Alors, j’ai dit  — c’est aujourd’hui. Personne n’a rien trouvé à rajouter ou retirer. Quand ça a été presque l’heure, j’ai fait avec lui la dernière balade le long des quais. On a tous les deux fait semblant, je crois. J’avançais en calant mes pas sur les siens. Puis nous avons ensemble gravi pour la dernière fois le large escalier revenant des Quais. Nous avons attendu au feu rouge et nous avons tous les deux traversés, bien sages, sur le passage piéton. Et puis nous sommes entrés tous les deux chez le vétérinaire. J’ai dit, bonjour, c’est moi qui vous ai téléphoné, il y a deux heures, je suis, c’est pour.

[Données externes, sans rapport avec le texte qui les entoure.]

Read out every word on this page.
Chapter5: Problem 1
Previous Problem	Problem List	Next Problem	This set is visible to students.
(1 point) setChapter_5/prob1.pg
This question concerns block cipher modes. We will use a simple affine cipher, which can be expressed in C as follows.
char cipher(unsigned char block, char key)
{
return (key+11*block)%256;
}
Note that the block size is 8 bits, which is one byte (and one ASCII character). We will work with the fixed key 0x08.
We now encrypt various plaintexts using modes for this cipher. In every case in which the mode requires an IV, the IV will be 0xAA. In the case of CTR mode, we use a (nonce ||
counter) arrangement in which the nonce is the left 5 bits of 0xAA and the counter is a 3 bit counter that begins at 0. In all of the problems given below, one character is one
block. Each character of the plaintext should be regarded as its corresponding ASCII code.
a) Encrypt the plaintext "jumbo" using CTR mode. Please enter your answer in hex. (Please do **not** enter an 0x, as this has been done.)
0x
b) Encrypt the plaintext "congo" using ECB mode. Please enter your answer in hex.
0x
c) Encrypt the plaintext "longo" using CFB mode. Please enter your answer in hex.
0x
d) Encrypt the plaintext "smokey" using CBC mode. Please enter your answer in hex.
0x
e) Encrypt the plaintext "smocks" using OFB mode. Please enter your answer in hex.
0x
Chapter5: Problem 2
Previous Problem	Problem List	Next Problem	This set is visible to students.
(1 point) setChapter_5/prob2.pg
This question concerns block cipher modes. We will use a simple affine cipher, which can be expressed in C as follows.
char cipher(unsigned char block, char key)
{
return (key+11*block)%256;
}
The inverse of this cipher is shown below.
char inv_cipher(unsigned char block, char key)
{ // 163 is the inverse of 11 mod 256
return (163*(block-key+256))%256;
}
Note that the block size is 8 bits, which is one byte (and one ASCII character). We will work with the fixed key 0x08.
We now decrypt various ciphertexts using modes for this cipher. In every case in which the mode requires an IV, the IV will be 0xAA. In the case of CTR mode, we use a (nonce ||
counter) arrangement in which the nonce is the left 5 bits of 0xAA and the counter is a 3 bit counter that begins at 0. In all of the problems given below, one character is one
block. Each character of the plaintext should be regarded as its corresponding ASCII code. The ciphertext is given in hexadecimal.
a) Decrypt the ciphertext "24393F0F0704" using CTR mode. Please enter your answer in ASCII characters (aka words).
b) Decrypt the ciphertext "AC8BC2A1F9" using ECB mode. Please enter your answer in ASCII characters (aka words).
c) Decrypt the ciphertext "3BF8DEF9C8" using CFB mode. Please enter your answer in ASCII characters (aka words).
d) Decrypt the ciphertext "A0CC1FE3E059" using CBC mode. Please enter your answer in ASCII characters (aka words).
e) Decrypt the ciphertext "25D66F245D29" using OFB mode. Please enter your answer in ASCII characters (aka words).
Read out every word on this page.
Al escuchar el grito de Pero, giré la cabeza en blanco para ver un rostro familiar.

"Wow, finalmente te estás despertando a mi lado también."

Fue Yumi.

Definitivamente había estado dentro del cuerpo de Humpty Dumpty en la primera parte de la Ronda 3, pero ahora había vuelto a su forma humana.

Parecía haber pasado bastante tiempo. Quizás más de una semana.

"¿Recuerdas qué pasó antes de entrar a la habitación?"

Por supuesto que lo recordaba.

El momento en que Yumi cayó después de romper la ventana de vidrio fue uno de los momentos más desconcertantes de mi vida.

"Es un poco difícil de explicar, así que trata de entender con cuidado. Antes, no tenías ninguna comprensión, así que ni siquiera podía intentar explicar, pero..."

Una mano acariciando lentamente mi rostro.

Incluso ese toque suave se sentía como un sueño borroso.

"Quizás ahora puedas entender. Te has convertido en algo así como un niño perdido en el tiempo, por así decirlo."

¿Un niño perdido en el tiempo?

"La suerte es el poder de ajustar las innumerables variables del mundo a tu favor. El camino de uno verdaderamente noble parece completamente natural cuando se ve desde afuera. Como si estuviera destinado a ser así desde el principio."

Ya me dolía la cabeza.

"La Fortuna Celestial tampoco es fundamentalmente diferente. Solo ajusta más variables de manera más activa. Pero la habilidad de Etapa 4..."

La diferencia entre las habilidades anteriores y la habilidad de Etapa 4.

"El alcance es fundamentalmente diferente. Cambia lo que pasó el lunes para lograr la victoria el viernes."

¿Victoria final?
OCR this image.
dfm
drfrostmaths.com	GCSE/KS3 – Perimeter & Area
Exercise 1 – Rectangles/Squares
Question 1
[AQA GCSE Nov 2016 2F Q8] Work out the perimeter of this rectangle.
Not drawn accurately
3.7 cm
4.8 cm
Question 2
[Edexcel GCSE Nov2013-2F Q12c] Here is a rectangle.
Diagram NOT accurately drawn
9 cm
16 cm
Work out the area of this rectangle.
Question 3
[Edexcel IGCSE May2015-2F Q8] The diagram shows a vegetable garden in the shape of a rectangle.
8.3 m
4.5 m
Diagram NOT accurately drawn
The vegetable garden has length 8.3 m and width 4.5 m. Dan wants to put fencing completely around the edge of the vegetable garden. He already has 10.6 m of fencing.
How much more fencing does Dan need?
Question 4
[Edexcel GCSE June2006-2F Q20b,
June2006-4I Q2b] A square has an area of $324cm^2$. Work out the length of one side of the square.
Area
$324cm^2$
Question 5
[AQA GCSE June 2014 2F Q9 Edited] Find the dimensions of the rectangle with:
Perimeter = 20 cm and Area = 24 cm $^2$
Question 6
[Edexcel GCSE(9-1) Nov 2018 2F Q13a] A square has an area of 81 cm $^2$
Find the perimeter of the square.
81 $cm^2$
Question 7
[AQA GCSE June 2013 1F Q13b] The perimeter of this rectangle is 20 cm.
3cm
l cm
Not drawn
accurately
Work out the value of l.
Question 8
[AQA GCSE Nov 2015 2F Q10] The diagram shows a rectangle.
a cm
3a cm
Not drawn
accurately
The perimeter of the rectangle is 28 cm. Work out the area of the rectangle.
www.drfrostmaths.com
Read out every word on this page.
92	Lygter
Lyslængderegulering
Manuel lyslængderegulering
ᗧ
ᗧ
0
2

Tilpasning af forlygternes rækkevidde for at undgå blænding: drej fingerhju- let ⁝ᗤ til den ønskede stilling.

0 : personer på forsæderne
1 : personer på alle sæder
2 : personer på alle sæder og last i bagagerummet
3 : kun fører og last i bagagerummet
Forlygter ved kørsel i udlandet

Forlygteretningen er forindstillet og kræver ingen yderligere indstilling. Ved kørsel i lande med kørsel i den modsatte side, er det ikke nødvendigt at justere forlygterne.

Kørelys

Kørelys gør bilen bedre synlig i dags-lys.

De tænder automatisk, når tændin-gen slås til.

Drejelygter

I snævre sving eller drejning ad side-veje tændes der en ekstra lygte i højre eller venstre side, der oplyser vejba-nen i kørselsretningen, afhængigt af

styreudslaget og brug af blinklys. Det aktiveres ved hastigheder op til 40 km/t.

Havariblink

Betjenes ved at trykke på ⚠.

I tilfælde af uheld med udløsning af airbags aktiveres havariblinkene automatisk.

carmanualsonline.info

Oui, on voyait. On m’a dit asseyez-vous madame et on m’a apporté un verre d’eau. Ça n’était pas la première fois que je venais à la consultation, pourtant c’était la première fois que l’on m’offrait ce verre d’eau. Le verre tendu par-dessus la blouse blanche et les mains propres aux ongles courts. L’eau transparente dans le verre à moutarde dont la date de péremption figurait encore en-dessous. Elle est apparue quand le verre a été vide. Avec la boule dans la gorge chassée, l’impression repoussée par l’eau du robinet fraiche, à peine, et chlorée. Je ne savais pas à qui le rendre le verre vide. On est venus nous chercher, tous les deux. J’ai gardé le verre à la main. Le  verre vide. J’ai dit je reste. Je te l’avais dit. Je ne peux plus continuer comme ça. Je t’avais dit. C’est aujourd’hui. Je te dis au revoir. Je vais t’emmener. Je t’ai emmené, je suis restée jusqu’à ce que tu t’endormes. Tu continuais malgré tout à avoir cette respiration haletante que tu avais depuis des semaines et qui emplissait tout l’appartement de ce souffle en difficulté. On m’a dit il dort. On m’a demandé si je voulais rester jusqu’au bout. Je t’ai caressé une dernière fois. Tu étais calme, tu dormais, enfin. Je t’ai tenu serré, je t’ai embrassé une dernière fois. J’ai quitté la salle. J’ai dit merci. Au revoir. J’ai emporté autour de mes lèvres ton odeur de bête docile.  À la maison, tous les trois ils pleuraient. 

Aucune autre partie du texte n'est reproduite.